THE TRADE PAYABLES CONTROL ACCOUNT

 

  RWF   RWF
Opening debit balances i Opening Credit Balances i
Cash paid to Trade Payables iii Purchases during the period ii
Discounts received iv Transfers and other items vii
Bill payable accepted v Closing debit balances xii
Returns Outwards vi    
Transfers and other items viii    
Closing credit balances

 

xii

RWF

 

 

 

 

RWF

This account operates as a control account of the purchase ledgers and should disclose a balance equal to the total of all the individual balances in the creditor’s ledgers. Trade Payables Ledger Control Account

Notes to Illustration

  • The opening balances will be brought down from the previous period, and will agree with the total of the last schedule of individual Trade Payables balances.
  • The total amount of goods purchased during the period will be obtained from the payables ledger column in the cash book.
  • The total amount of cash paid to Trade Payables during the period will be obtained from the payables ledger column in the cash book.
  • Discounts received will be obtained from the totals of the Discount column on the credit side of the cash book, and from the cash discount column (if any) in the bills payable book. If no such column is provided in the bills payable book, and the items have not been passed through the discount column in the cash book, the total will be obtained from analysis of the journal.
  • Bills payable will be obtainable from the totals of the bills payable book. (vi) Returns outwards will be obtained from the totals of the purchases returns book.

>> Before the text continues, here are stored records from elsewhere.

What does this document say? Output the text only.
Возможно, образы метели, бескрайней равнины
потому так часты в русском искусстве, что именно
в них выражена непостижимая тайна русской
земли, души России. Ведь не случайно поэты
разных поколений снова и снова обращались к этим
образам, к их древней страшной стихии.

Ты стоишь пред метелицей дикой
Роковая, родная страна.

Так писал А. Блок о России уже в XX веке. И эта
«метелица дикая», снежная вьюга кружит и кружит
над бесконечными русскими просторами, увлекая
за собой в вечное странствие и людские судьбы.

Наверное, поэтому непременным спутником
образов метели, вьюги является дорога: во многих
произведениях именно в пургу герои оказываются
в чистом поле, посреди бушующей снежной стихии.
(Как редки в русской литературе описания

Advantages of Control Accounts

The advantages of control accounts are as follows:

  • For management purposes the balances on the control account can always be taken to equal Trade Receivables and Trade Payables without waiting for an extraction of individual balances. Management control is thereby aided, for the speed at which information is obtained is one of the pre-requisites of efficient control.
  • If kept under the control of a responsible official, and not made accessible to the ledger clerks whose duty it is to post to the Trade Receivables and Trade Payables ledgers, the control accounts operate as a control over those ledgers, and constitute a valuable feature of the system of internal check.
  • Key control accounts such as Trade Receivables, Trade Payables, bank and stock can be agreed as an intermediate step before the extraction of a trial balance. As a result of this the time spent in agreeing the trial balance itself should be considerably reduced.